TOKYO -- Toyota posted a surprise 22 percent rise in quarterly operating profit, as a weaker yen and higher sales volumes helped the automaker overcome a jolt from soaring raw-materials costs.
Operating profit for the three months ended Dec. 31 was 956.7 billion yen ($7.28 billion). In the same period a year earlier, Toyota reported a 784.4 billion yen profit.
Like many global manufacturers, Toyota is still grappling with the continued fall-out from semiconductor shortage and the pain from rising costs.
The Prius maker said it was working to secure a stable supply of chips, according to a presentation that accompanied the results on Thursday.
Toyota trimmed its annual production target by about 1 percent, to around 9.1 million vehicles but the automaker stuck to its forecast for annual profit of 2.4 trillion yen for its financial year ending March 31.
Koji Endo, senior analyst at SBI Securities, said Toyota's vehicle sales are very strong, but costs are rising. "Toyota has been gradually raising prices in the United States from around the second half of last year to offset that," he said.
The automaker is likely to comfortably exceed its full-year forecast, given that it has now delivered 2.1 trillion yen in the first nine months of the year, Endo said.
Vehicle sales rose across all major regions, with North America, its biggest market, showing the strongest growth of 16 percent, double the overall average of 8 percent gain.
Toyota benefited from a plunge in the yen in October last year.
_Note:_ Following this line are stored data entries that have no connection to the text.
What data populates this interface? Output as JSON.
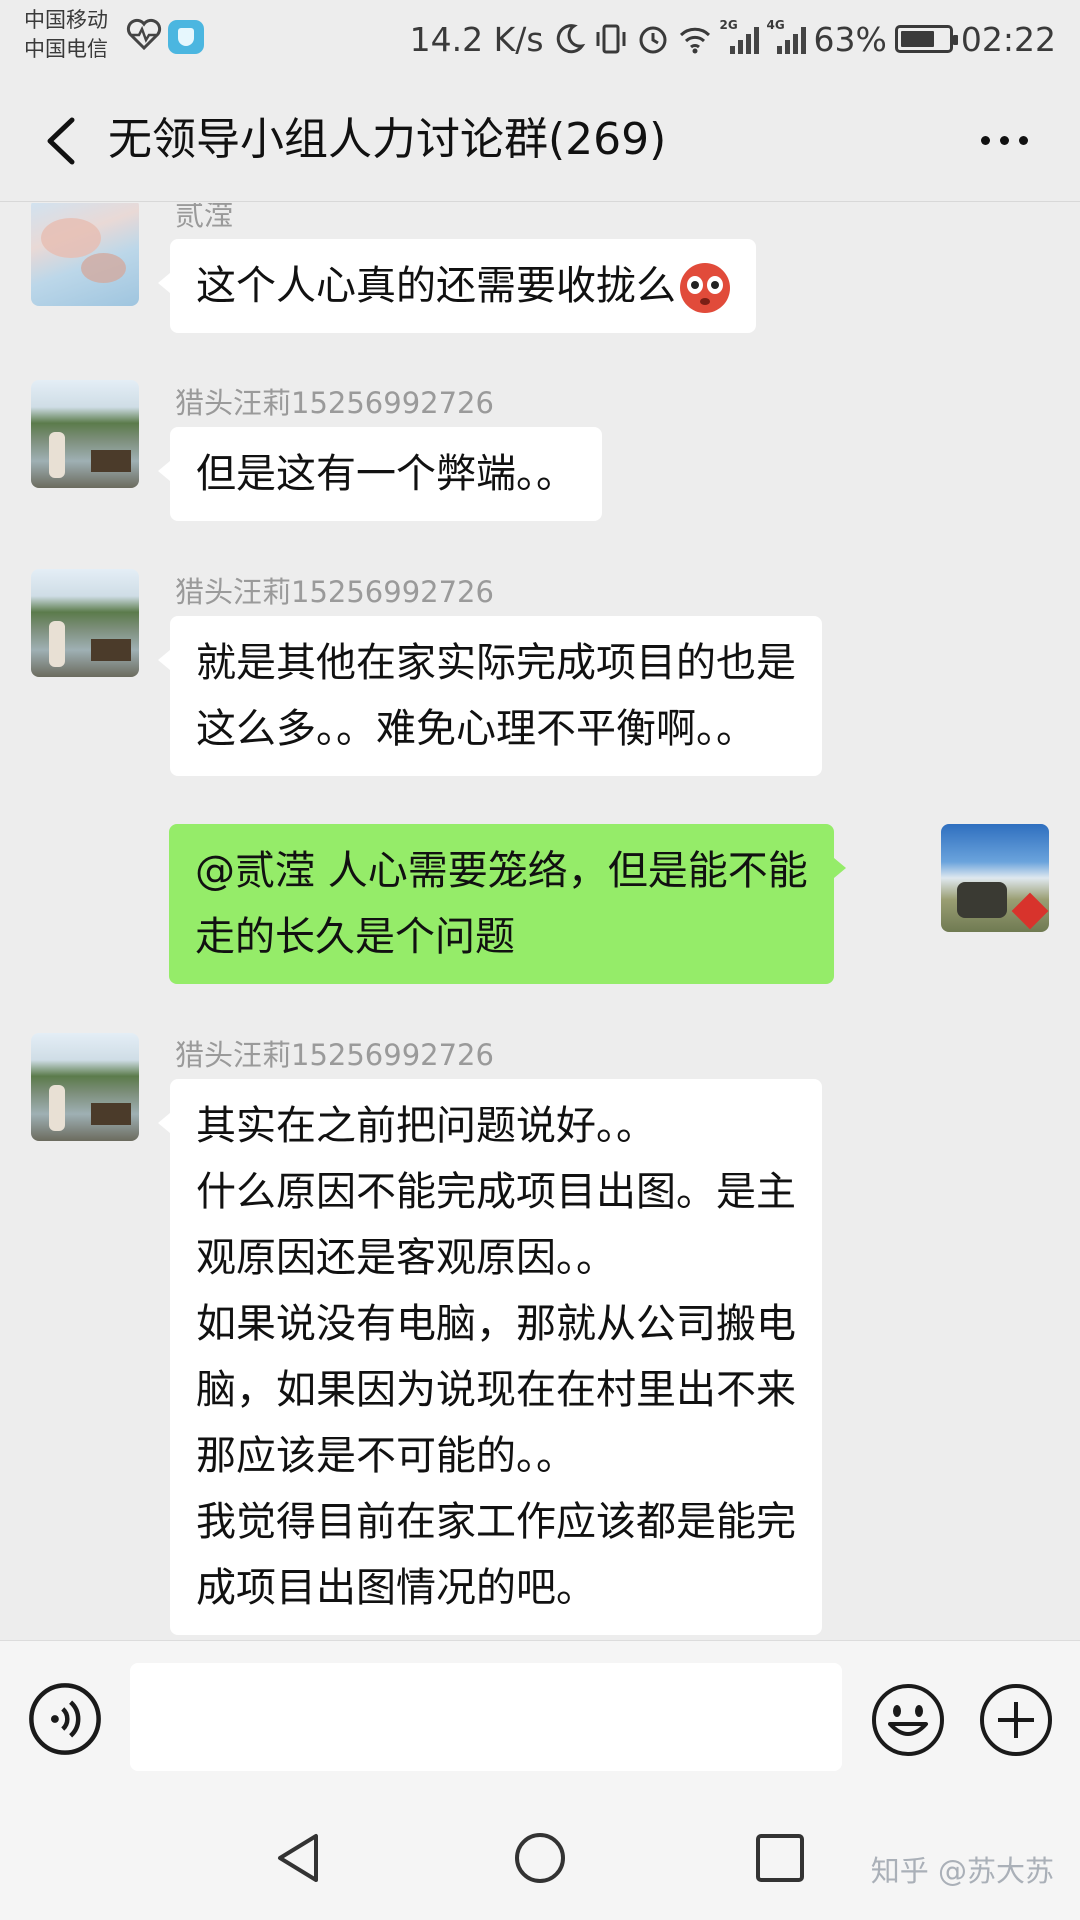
{
  "status_bar": {
    "carrier_1": "中国移动",
    "carrier_2": "中国电信",
    "net_speed": "14.2 K/s",
    "net_2g": "2G",
    "net_4g": "4G",
    "battery_percent": "63%",
    "battery_level": 0.63,
    "time": "02:22"
  },
  "header": {
    "title": "无领导小组人力讨论群(269)"
  },
  "messages": [
    {
      "sender": "贰滢",
      "direction": "in",
      "avatar": "blossom-avatar",
      "lines": [
        "这个人心真的还需要收拢么"
      ],
      "emoji": "flushed-face"
    },
    {
      "sender": "猎头汪莉15256992726",
      "direction": "in",
      "avatar": "lake-avatar",
      "lines": [
        "但是这有一个弊端。。"
      ]
    },
    {
      "sender": "猎头汪莉15256992726",
      "direction": "in",
      "avatar": "lake-avatar",
      "lines": [
        "就是其他在家实际完成项目的也是",
        "这么多。。难免心理不平衡啊。。"
      ]
    },
    {
      "sender": "",
      "direction": "out",
      "avatar": "jeep-avatar",
      "lines": [
        "@贰滢  人心需要笼络，但是能不能",
        "走的长久是个问题"
      ]
    },
    {
      "sender": "猎头汪莉15256992726",
      "direction": "in",
      "avatar": "lake-avatar",
      "lines": [
        "其实在之前把问题说好。。",
        "什么原因不能完成项目出图。是主",
        "观原因还是客观原因。。",
        "如果说没有电脑，那就从公司搬电",
        "脑，如果因为说现在在村里出不来",
        "那应该是不可能的。。",
        "我觉得目前在家工作应该都是能完",
        "成项目出图情况的吧。"
      ]
    }
  ],
  "input": {
    "value": ""
  },
  "watermark": "知乎 @苏大苏",
  "colors": {
    "background": "#ededed",
    "incoming_bubble": "#ffffff",
    "outgoing_bubble": "#95ec69",
    "sender_name": "#9a9a9a"
  }
}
The Japanese currency hit a 32-year low of 151.94 to the dollar on Oct. 21, prompting authorities to intervene.
Although the weak yen helps Japan’s carmakers boost the competitiveness of vehicles sold abroad and the value of earnings brought back home, they don’t get as much benefit as they used to because the weaker yen also increases imported costs of raw materials and energy.
As the prolonged global shortage of auto chips enters its third year, some automakers are suffering more than others.
Ford Motor last week blamed a 100,000 vehicle shortfall in its fourth-quarter volume mostly on the inability to obtain enough chips.